Beyond Paleocoastal Colonization of the Americas: What Happened Next and Why it Matters, Torben Rick, National Museum of Natural History, Smithsonian Institution
This meeting will be held at the Charles Sumner School, 17th & M Streets, N.W., Washington, D.C.
NOTE: Photo ID may be required to enter the building.
The meeting will start with refreshments at 6:45 pm and the lecture will begin at 7:15 pm.
Interest in the initial colonization of North America is at an all-time high, fueled by new archaeological discoveries and genetics. Still questions about when people first came to the Americas and what routes they followed (terrestrial vs. coastal) are hotly contested. Lost in the shuffle is an equally important question about what happened next? How did people transform the North American continent and what can the Early and Middle Holocene archaeological record tell us about changes to a continent newly populated with people? This talk explores these and other questions through recent archaeological research on California’s Channel Islands and Santa Barbara Coast.
Torben Rick is Curator of Human Environmental Interactions and North American Archaeology at the Smithsonian’s National Museum of Natural History. Rick’s research focuses on archaeology and historical ecology, particularly in coastal regions. He has active field projects on California’s Channel Islands and the Chesapeake Bay, which are collaborative with researchers from a variety of disciplines (anthropology, biology, ecology, etc.) and explore ancient and modern human environmental interactions. Much of Rick’s research emphasizes the zooarchaeology of marine and terrestrial organisms.
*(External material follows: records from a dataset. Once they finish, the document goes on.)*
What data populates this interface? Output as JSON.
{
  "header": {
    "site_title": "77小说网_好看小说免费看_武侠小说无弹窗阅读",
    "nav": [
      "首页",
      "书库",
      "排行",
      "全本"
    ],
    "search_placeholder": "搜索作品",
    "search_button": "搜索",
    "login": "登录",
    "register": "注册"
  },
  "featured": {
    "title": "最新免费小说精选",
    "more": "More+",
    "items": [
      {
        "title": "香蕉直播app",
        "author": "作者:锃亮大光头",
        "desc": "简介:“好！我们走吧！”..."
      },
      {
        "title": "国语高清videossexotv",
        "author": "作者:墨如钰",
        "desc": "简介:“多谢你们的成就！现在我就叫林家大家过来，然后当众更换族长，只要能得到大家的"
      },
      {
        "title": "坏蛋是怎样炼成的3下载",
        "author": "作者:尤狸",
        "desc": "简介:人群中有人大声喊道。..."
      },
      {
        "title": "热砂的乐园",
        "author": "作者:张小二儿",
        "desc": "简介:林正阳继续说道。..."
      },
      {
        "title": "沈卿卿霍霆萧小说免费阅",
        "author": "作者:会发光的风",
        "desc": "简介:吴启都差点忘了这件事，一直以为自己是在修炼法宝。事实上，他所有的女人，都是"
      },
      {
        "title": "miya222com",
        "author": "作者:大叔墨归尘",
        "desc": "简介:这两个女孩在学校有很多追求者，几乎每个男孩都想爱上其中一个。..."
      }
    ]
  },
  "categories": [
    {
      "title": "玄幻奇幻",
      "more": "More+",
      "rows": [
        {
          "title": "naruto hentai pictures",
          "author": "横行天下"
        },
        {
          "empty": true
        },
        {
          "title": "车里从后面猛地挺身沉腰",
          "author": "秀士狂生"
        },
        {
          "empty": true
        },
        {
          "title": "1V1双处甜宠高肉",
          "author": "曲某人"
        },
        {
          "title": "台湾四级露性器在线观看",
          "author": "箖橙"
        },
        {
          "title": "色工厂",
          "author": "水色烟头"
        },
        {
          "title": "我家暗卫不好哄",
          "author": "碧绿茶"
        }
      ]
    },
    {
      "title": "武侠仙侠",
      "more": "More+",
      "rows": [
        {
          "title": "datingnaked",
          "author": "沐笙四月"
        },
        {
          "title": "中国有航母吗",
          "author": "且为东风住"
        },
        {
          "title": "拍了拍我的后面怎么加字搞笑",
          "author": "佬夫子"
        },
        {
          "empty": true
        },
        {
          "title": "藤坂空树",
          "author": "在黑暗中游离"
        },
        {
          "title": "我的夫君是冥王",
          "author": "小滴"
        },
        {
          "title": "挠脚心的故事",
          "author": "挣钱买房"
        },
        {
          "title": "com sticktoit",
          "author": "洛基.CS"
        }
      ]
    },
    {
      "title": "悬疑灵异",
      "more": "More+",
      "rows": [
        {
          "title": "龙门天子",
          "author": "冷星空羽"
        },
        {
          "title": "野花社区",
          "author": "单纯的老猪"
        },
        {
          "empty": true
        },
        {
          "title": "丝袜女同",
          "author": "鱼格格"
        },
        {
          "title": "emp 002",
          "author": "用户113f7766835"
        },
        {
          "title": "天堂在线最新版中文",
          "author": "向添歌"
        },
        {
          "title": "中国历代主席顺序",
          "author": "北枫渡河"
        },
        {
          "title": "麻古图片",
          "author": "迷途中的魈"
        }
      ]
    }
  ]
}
Torben is a member of the Social Science Coordinating Committee for the United States Global Change Research Program and a member of the Society for American Archaeology’s Committee on Climate Change. He sits on the editorial board for American Antiquity, Journal of Ethnobiology, Journal of Island and Coastal Archaeology,Anthropocene, Advances in Archaeological Practice, and California Archaeology. He was co-editor of the Journal of Island and Coastal Archaeology from 2012-2017.